1. Some argue that DPS' jurisdiction is currently too broad. How will the new functions and responsibilities affect DPS' operations? What functions now being performed by DPS would be best assigned to another agency?
2. What do you believe will be DPS' greatest challenges in effectively preparing for and responding to catastrophic disasters or terrorist attacks?
3. How can DPS contribute to meeting the governor's budget goals without jeopardizing public safety?
Board of Firearms Permit Examiners
1. The bill puts the Board of Firearms Permit Examiners, which hears appeals of gun decisions, in DPS for all purposes instead of for administrative purposes only. The rationale for the current arrangement appears to have been to allow for independent and impartial review of gun permit decisions. What is the rationale for making the same body responsible for issuing gun permits responsible for handling appeals of permit decisions?
Resident Trooper Program
1. The bill increases, from 70% to 100%, the amount towns must pay their resident troopers for overtime and fringe benefits directly associated with the cost of trooper services. Towns continue to pay 70% of regular costs (§ 35). Approximately how much more will towns have to pay?
1. Has the merger been discussed with stakeholders (e.g., towns and fire service and emergency management personnel) to determine if there is an alternative, less disruptive approach that could produce better results?
2. Are there any risks associated with the merger and what systems are in place to mitigate them?
3. What measures should we use to evaluate the success of the merger?
4. To what extent is terrorism a real threat in Connecticut?
5. What are Connecticut's security needs and goals?

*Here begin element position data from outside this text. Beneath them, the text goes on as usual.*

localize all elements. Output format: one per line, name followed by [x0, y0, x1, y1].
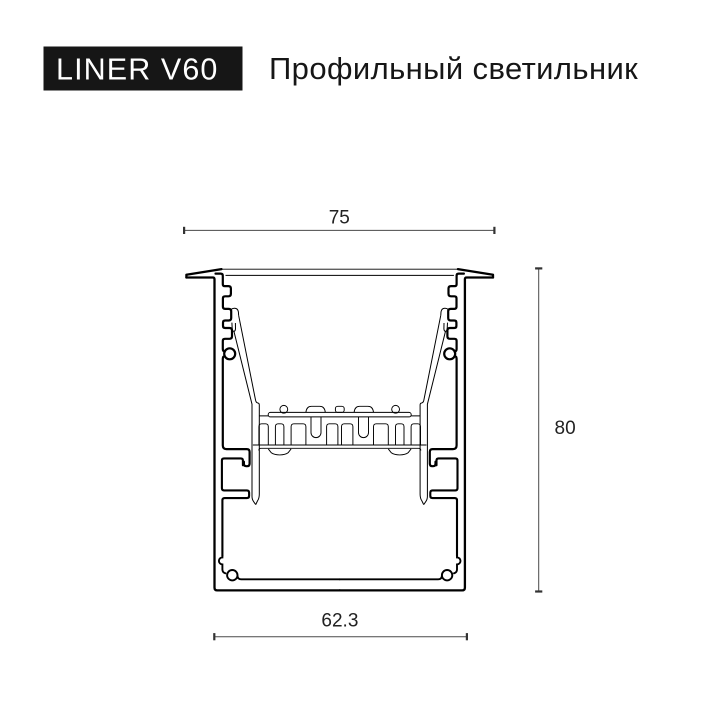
svg-text:LINER V60: LINER V60 [56, 52, 218, 86]
svg-text:Профильный светильник: Профильный светильник [269, 51, 638, 86]
svg-text:80: 80 [555, 418, 576, 439]
svg-text:75: 75 [329, 208, 350, 229]
svg-text:62.3: 62.3 [321, 611, 358, 632]
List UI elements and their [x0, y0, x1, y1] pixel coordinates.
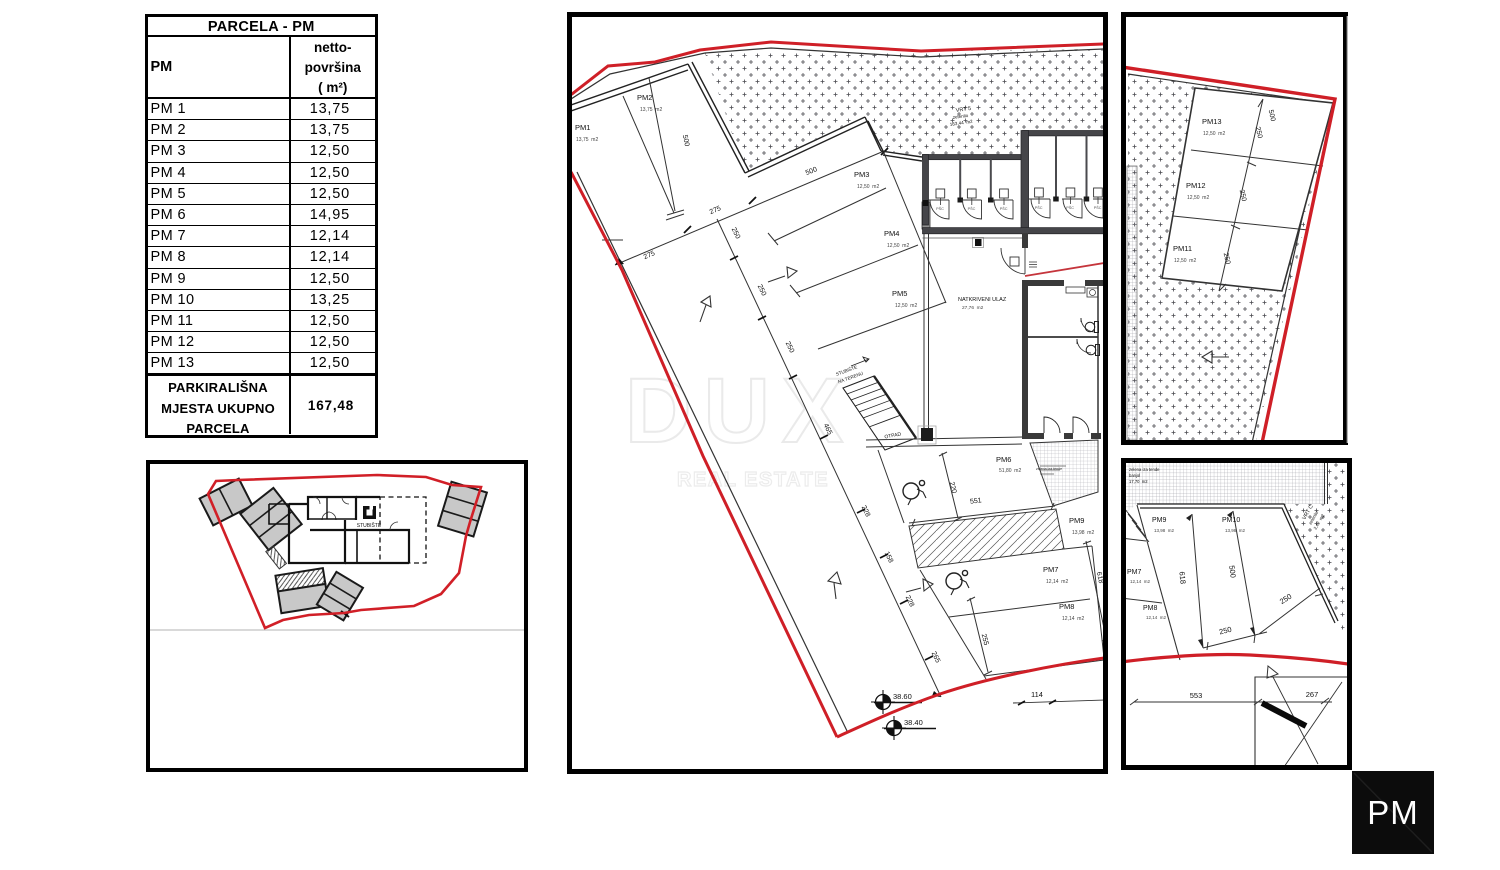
svg-text:275: 275 [709, 205, 723, 216]
svg-text:27,76 m2: 27,76 m2 [962, 305, 984, 311]
svg-text:465: 465 [822, 423, 833, 437]
svg-text:500: 500 [805, 166, 819, 177]
svg-text:PM8: PM8 [1143, 605, 1158, 612]
svg-text:PM9: PM9 [1069, 516, 1084, 525]
svg-text:13,98 m2: 13,98 m2 [1072, 530, 1094, 536]
svg-text:PM4: PM4 [884, 229, 899, 238]
svg-text:PM13: PM13 [1202, 117, 1222, 126]
svg-text:banjol: banjol [1129, 473, 1140, 478]
svg-text:17,70 m2: 17,70 m2 [1129, 479, 1148, 484]
svg-text:12,14 m2: 12,14 m2 [1046, 579, 1068, 585]
svg-text:PM11: PM11 [1173, 244, 1192, 253]
svg-text:PM7: PM7 [1043, 565, 1058, 574]
svg-text:220: 220 [948, 481, 958, 494]
svg-text:275: 275 [643, 250, 657, 261]
svg-text:250: 250 [1218, 625, 1232, 637]
svg-text:PM5: PM5 [892, 289, 907, 298]
svg-text:12,50 m2: 12,50 m2 [895, 303, 917, 309]
svg-text:PM9: PM9 [1152, 517, 1167, 524]
svg-text:553: 553 [1190, 691, 1203, 700]
svg-text:PM7: PM7 [1127, 569, 1142, 576]
svg-text:PM: PM [1367, 794, 1419, 831]
svg-text:250: 250 [756, 284, 767, 298]
svg-text:PŠC: PŠC [1000, 206, 1008, 211]
svg-text:12,14 m2: 12,14 m2 [1062, 616, 1084, 622]
svg-text:PM6: PM6 [996, 455, 1011, 464]
svg-text:551: 551 [970, 497, 983, 505]
svg-text:PŠC: PŠC [1094, 205, 1102, 210]
svg-text:PM8: PM8 [1059, 602, 1074, 611]
svg-text:267: 267 [1306, 690, 1319, 699]
svg-text:PM10: PM10 [1222, 517, 1240, 524]
svg-text:PM3: PM3 [854, 170, 869, 179]
svg-text:PM12: PM12 [1186, 181, 1206, 190]
svg-text:12,50 m2: 12,50 m2 [1187, 195, 1209, 201]
svg-text:13,75 m2: 13,75 m2 [576, 137, 598, 143]
svg-text:PŠC: PŠC [936, 206, 944, 211]
svg-text:250: 250 [730, 227, 741, 241]
svg-text:NATKRIVENI ULAZ: NATKRIVENI ULAZ [958, 297, 1007, 303]
svg-text:zelena iza tende: zelena iza tende [1129, 467, 1160, 472]
svg-text:500: 500 [681, 134, 690, 147]
svg-text:38.60: 38.60 [893, 692, 912, 701]
svg-text:12,50 m2: 12,50 m2 [857, 184, 879, 190]
svg-text:zelena iza tende: zelena iza tende [1036, 467, 1062, 471]
svg-text:STUBIŠTE: STUBIŠTE [357, 522, 382, 529]
svg-text:114: 114 [1031, 690, 1043, 699]
svg-text:12,50 m2: 12,50 m2 [1203, 131, 1225, 137]
svg-text:PŠC: PŠC [968, 206, 976, 211]
svg-text:12,14 m2: 12,14 m2 [1130, 579, 1151, 584]
svg-text:PM1: PM1 [575, 123, 590, 132]
svg-text:PM2: PM2 [637, 93, 652, 102]
svg-text:12,14 m2: 12,14 m2 [1146, 615, 1167, 620]
svg-text:12,50 m2: 12,50 m2 [1174, 258, 1196, 264]
svg-text:618: 618 [1177, 571, 1187, 584]
svg-text:51,80 m2: 51,80 m2 [999, 468, 1021, 474]
svg-text:13,98 m2: 13,98 m2 [1225, 528, 1246, 533]
svg-text:12,50 m2: 12,50 m2 [887, 243, 909, 249]
svg-text:13,75 m2: 13,75 m2 [640, 107, 662, 113]
svg-text:13,98 m2: 13,98 m2 [1154, 528, 1175, 533]
svg-text:158: 158 [883, 551, 894, 565]
svg-text:500: 500 [1227, 565, 1238, 579]
svg-text:250: 250 [784, 341, 795, 355]
svg-text:250: 250 [1278, 592, 1293, 606]
svg-text:PŠC: PŠC [1066, 205, 1074, 210]
svg-text:PŠC: PŠC [1035, 205, 1043, 210]
svg-text:38.40: 38.40 [904, 718, 923, 727]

How prepared is the state to deal with a terrorist attack or a major disaster, such as a Category 4 hurricane? How prepared is it to deal with cyber-terrorism?
6. From an emergency management and homeland security perspective, what are some of the assets and threats that are unique to Connecticut?
7. Related agencies often have distinct priorities and agendas that inhibit their working well together. To what extent has this been an issue for DPS and DEMHS?
8. To what extent does DEMHS collaborate with private entities?
9. How does DEMHS rank nationally in terms of its ability to deliver emergency management and homeland security services?
10. Who should members of the public contact if they have questions or comments on the merger?